Here is a g77 function that kills a process, given the process id:

       INTEGER FUNCTION KILLER(PID)
       INTEGER*4 PID, RESULT
       CALL KILL(PID,9,RESULT)
       KILLER=RESULT
       END
Notice the signature of the kill subroutine.  This snippet of code would be correctly implemented as follows in Intel Fortran:

       INTEGER FUNCTION KILLER(PID)
       USE IFPORT
       INTEGER*4 PID, RESULT
       RESULT = KILL(PID,9)
       KILLER=RESULT
       END
As in C, kill() is an integer function with 2 arguments.

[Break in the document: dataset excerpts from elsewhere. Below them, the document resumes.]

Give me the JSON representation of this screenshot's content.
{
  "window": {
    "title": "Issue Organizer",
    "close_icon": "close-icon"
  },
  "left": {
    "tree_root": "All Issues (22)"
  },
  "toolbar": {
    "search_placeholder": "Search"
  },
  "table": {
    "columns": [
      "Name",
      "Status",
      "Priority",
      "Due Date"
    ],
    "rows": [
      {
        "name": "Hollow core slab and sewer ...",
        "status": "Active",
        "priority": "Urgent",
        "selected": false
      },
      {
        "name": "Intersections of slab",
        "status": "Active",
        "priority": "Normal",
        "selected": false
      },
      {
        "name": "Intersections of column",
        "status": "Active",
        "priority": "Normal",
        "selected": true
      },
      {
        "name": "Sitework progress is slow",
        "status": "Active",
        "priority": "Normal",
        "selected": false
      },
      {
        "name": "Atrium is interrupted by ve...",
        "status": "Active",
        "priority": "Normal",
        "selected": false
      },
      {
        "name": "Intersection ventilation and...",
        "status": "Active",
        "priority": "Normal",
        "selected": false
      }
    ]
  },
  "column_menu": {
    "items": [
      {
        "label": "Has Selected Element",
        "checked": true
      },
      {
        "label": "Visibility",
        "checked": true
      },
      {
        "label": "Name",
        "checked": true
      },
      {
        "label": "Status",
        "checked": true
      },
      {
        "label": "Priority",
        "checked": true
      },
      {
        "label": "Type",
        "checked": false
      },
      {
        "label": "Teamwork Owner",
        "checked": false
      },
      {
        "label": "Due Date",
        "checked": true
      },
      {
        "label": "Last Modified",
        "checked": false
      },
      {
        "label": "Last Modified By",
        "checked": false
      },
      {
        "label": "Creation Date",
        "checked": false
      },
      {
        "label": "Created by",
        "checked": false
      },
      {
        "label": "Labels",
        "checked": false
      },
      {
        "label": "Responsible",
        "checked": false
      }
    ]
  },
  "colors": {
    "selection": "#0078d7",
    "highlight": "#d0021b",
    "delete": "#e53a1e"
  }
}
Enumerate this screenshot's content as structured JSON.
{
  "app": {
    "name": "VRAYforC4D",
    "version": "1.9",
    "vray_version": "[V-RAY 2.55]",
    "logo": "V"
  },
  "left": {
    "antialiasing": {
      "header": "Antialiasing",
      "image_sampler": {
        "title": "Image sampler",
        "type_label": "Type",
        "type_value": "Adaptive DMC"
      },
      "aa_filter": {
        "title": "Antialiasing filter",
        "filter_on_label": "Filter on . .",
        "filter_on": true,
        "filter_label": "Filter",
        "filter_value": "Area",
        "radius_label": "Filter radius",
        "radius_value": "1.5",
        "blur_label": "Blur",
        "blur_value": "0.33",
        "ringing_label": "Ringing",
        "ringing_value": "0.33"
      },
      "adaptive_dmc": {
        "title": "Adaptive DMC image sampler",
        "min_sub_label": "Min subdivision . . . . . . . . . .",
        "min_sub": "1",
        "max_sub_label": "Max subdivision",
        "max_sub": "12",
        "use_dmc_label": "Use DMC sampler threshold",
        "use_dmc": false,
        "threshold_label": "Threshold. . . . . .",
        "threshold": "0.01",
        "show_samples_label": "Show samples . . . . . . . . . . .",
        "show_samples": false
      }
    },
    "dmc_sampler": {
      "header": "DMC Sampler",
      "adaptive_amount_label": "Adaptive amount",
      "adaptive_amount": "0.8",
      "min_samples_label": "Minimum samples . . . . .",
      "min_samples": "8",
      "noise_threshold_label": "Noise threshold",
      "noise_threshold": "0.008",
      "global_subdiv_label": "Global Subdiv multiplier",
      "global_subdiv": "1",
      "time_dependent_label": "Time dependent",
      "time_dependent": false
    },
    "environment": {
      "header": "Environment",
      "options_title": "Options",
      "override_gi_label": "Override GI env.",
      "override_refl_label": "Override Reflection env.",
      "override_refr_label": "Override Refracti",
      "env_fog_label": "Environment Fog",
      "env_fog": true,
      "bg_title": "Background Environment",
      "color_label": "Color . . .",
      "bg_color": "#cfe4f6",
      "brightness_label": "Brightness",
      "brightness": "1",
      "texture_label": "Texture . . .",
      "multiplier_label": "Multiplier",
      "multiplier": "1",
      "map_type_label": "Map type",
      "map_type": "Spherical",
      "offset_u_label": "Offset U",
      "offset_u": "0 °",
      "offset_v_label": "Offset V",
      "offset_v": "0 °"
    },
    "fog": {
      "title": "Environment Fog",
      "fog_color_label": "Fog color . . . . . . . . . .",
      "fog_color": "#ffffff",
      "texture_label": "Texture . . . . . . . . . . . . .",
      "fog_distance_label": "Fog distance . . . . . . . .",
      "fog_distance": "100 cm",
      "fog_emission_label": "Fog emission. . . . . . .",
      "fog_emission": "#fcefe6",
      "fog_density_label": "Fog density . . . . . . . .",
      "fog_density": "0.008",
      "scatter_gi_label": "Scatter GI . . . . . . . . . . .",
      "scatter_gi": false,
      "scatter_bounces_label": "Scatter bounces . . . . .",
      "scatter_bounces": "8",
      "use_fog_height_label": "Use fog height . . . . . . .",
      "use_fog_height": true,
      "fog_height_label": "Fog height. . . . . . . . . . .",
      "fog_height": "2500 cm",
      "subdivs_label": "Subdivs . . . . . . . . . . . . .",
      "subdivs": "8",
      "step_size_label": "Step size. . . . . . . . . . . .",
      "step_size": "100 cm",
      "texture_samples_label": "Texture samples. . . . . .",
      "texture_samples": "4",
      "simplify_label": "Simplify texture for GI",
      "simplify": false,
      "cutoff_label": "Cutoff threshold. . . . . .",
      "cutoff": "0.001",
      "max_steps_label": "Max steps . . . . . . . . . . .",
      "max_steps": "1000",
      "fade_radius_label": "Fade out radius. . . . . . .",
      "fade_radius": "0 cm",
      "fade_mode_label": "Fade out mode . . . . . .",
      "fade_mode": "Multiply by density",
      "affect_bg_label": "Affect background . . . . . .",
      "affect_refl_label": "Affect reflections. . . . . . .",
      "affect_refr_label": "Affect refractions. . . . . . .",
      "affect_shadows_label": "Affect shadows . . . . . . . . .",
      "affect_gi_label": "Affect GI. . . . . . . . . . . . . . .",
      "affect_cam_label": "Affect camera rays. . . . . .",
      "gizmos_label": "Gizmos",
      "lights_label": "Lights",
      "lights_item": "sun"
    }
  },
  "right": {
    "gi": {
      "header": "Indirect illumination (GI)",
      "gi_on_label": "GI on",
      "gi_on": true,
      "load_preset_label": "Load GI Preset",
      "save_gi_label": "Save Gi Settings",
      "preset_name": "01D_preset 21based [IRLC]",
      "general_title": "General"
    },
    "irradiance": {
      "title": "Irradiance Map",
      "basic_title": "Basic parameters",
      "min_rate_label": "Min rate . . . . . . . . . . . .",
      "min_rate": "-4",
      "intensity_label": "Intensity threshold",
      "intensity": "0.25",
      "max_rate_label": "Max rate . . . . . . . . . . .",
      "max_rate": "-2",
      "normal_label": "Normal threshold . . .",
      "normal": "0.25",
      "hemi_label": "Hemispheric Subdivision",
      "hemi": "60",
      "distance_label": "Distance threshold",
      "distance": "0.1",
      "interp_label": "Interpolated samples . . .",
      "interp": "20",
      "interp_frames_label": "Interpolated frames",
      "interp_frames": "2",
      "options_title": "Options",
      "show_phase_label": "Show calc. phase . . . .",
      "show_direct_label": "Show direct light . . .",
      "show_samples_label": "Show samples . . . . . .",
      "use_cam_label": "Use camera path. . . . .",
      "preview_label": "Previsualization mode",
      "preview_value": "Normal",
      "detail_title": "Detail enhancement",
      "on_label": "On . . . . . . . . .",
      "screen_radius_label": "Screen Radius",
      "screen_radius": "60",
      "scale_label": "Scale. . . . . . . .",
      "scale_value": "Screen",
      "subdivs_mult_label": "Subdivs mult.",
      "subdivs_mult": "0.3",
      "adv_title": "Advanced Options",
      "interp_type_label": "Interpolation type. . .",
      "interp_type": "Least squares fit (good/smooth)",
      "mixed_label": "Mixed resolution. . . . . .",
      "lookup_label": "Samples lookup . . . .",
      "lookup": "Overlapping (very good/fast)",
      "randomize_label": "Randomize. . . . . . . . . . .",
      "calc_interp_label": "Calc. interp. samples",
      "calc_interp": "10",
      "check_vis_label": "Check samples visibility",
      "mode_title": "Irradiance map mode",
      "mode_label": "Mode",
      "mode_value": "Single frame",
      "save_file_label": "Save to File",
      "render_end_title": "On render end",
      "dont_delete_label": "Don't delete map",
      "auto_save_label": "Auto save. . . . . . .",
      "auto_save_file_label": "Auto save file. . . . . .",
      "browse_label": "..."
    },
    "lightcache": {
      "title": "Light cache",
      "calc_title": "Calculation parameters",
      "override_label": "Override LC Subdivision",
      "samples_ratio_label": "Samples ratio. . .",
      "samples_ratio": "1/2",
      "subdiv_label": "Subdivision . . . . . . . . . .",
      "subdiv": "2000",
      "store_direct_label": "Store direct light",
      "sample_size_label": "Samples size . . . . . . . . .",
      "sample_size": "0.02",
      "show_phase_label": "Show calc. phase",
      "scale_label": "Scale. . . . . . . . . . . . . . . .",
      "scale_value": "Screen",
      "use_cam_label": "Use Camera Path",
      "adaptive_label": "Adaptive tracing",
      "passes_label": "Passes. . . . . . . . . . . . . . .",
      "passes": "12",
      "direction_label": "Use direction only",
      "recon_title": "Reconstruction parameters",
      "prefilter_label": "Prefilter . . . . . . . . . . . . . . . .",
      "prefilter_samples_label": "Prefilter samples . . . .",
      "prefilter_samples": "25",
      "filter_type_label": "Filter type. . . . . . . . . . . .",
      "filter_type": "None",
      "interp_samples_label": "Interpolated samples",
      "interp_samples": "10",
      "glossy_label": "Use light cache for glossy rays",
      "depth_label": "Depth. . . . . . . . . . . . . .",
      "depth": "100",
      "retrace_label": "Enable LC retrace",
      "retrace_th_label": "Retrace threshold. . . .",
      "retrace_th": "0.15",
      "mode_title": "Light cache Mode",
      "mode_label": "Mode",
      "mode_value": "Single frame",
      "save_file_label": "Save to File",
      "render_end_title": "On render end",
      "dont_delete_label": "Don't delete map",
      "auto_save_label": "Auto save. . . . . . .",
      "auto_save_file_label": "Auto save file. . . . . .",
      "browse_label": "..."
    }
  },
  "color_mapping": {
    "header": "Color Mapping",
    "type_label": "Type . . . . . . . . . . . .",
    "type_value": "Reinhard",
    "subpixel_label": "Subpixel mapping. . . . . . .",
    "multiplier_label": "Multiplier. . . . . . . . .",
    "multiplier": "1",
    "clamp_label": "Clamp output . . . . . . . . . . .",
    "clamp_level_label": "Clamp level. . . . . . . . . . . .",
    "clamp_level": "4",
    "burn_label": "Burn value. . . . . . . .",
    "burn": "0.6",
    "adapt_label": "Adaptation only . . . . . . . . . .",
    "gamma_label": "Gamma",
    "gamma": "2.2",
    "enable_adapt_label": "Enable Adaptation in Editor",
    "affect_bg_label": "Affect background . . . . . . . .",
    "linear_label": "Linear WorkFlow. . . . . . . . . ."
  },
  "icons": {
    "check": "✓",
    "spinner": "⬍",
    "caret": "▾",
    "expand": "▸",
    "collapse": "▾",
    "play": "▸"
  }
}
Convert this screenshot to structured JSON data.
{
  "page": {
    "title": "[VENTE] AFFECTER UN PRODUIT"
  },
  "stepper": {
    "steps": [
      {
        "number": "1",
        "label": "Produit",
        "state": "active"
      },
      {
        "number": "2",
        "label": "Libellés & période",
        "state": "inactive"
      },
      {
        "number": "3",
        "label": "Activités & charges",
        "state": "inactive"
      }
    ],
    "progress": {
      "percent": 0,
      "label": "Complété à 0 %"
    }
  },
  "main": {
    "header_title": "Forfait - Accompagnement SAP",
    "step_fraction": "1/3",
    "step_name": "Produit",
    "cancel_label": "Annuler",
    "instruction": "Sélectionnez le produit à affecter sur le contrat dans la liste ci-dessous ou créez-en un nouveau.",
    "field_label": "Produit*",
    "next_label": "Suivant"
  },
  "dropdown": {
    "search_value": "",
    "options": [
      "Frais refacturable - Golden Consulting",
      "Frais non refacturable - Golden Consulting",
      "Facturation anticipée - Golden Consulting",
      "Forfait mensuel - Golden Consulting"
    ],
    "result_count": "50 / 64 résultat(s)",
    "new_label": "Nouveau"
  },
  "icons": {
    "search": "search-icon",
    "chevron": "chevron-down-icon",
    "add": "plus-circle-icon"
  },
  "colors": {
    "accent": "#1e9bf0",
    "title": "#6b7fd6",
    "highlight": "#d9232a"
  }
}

This was an easy coding change to make, but the run-time bug that it caused was not as easy to track down.  I would rather find these at compile time.  I noticed that if I add "USE IFPORT" to the original implementation with the g77 intrinsic, I get a compile error.  Code is:

       INTEGER FUNCTION KILLER(PID)
       USE IFPORT
       INTEGER*4 PID, RESULT
       CALL KILL(PID,9,RESULT)
       KILLER=RESULT
       END
and compile error is:

killererr.for(4): error #6552: The CALL statement is invoking a function subprogram as a subroutine.   [KILL]
       CALL KILL(PID,9,RESULT)
------------^
killererr.for(4): error #6784: The number of actual arguments cannot be greater than the number of dummy arguments.   [KILL]
       CALL KILL(PID,9,RESULT)
------------^
This is a good thing!  So now I'm wondering: Is there a compiler switch or some other way to indicate that I would like to "USE IFPORT" on all of my code?  Or any other approach that you can suggest, short of searching for every g77 intrinsic (I found an on-line reference) in the source code?